Герой — «низкий» социальный изгой в чужом мире, «сирота», как говорит Ласаро, но и окружающий мир, утерявший свою патриархальность, также в основном состоит из одиноких «автономизированных личностей», так что герой — изгой и пикаро — оказывается типичным. Поразительно, что архаический образ «плута» и «трикстера» стал знаком «буржуазного» индивидуализма, типичным героем не только плутовского жанра, но и романа нового времени в целом [88].
Более того, в самых ранних пикаресках, анонимной повести «Лазарильо из Тормеса» (1554) и «Жизнеописании плута Гузмана де Альфараче» Матео Алемана (1599), как считает К. Гильен, отразился социальный опыт крещеного еврея (converso) в Испании эпохи барокко — «полуаутсайдера», который неизменно терпит поражение в своих попытках социальной интеграции. Развивая эту мысль, А. Блэкберн обращается к «Селестине» (1499) Фернандо де Рохаса, тоже крещеного еврея, и отмечает, что положение converso «содержало в себе потенциальную возможность контркультуры» и социальной лиминальности со всеми вытекающими последствиями [89].
Традиционная для трикстера трансгрессивность, его стремление игнорировать запреты и пересекать границы, в повествованиях о плутах выражается в нарушениях сословных границ, а также — что особенно показательно — дестабилизации экономической и классовой разницы между бедностью и богатством: «Граница между бедностью и богатством непроницаема для „дурака“, но не страшна для „плута“» [90]. Плут всегда преследует материальные цели, нередко он просто пытается выжить. Как замечал Е. М. Мелетинский, подчеркивая различия между пикареской и карнавалом:
Как и в мифах-сказках о Вороне и других подобных произведениях архаического фольклора, в плутовских романах находим смакование натуралистических грязных подробностей, долженствующих вызывать комический эффект… Комизм в этих сценах имеет мрачный оттенок, сравнение с веселым карнавалом может быть только ироническим. При описании одной из таких сцен в «Гусмане» прямо говорится: «Подобное зрелище не карнавал, и его не каждый год увидишь» [91].

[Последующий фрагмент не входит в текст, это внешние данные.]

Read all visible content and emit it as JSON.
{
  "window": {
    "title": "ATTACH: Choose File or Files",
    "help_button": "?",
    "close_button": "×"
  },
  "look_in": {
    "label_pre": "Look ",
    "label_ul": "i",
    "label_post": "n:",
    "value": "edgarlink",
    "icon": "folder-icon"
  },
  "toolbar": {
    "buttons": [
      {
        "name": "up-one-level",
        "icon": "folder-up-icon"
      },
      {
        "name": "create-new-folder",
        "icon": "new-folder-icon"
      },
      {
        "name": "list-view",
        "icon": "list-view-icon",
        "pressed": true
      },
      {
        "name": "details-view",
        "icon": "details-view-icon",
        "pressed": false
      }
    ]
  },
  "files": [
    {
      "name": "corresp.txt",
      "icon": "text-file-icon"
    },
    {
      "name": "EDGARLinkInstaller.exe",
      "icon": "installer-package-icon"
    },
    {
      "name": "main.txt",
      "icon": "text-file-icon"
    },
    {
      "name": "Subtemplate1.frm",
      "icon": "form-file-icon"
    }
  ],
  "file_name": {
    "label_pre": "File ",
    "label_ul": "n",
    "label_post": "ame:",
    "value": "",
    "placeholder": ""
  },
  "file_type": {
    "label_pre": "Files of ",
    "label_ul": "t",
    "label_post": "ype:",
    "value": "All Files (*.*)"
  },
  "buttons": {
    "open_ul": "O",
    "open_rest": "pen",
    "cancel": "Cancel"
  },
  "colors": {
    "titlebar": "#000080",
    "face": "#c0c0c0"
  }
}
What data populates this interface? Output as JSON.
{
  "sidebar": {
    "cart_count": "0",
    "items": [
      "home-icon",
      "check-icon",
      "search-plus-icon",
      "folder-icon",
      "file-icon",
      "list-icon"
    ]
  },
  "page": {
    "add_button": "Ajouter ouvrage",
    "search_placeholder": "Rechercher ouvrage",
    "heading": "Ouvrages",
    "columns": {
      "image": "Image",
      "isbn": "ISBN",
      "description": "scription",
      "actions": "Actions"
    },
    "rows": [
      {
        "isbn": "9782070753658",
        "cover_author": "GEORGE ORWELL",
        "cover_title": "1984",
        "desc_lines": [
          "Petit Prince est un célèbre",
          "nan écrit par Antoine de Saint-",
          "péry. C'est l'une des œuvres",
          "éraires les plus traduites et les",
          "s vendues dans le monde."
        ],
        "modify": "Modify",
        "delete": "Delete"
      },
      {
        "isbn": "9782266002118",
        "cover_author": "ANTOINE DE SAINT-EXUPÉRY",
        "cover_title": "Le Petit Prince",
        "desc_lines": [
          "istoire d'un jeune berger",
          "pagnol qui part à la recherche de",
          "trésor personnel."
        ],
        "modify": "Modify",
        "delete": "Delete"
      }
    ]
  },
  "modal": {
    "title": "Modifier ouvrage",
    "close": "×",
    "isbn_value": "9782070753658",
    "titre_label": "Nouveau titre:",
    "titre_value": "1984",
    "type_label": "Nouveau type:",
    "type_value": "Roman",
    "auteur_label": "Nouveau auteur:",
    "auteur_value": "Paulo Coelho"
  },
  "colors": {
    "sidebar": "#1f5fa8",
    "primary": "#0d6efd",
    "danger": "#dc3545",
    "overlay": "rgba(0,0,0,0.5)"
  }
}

Однако даже сексуальность и похоть подчинены в плутовском романе логике экономических отношений [92], что особенно отчетливо видно по повествованиям с женщиной-пикаро в центре — таким, как «Радости и горести знаменитой Молль Флендерс» Д. Дефо или «Пригожая повариха» М. Чулкова.
В конечном счете в плутовских нарративах, и особенно в классическом плутовском романе, формируется образ социального хаоса — именно такие масштабы, по мнению нескольких исследователей, приобретает в плутовском романе «циническая модель мира» (Е. М. Мелетинский). В первую очередь это выражается в отказе от моральных ценностей, основанных как на высоком героическом идеале, так и на сострадании. По Бахтину:
Герой, носитель веселого обмана, поставлен здесь [в плутовском романе] по ту сторону всякого пафоса, как героического, так и сентиментального, поставлен нарочито и подчеркнуто, и антипатетическая природа его обнажена повсюду… [93]
И далее:
Герой поставлен вне всех тех — в основном риторических — категорий, которые лежат в основе всякого образа героя в романе испытания: по ту сторону всякого суда, всякой защиты или обвинения, самооправдания или покаяния [94].
Иными словами, плут вынесен за границы моральной оценки, его аморализм очевиден, но не подлежит осуждению.
С другой стороны,
внутренний хаос пикаро получает внешнее отражение в протеизме его социальных ролей. Нестабильность его идентичности в пикареске предстает как еще одно отражение внешнего [социального] хаоса <…> Таким образом, центральный герой плутовского романа не просто мошенник, и хаос его личности превосходит по своему значению чисто моральный хаос. Он отражает тотальное отсутствие структуры в мире, а не только отсутствие этической или социальной структуры <…> В мире пикарески хаос радикален, он простирается до самых корней жизни [95].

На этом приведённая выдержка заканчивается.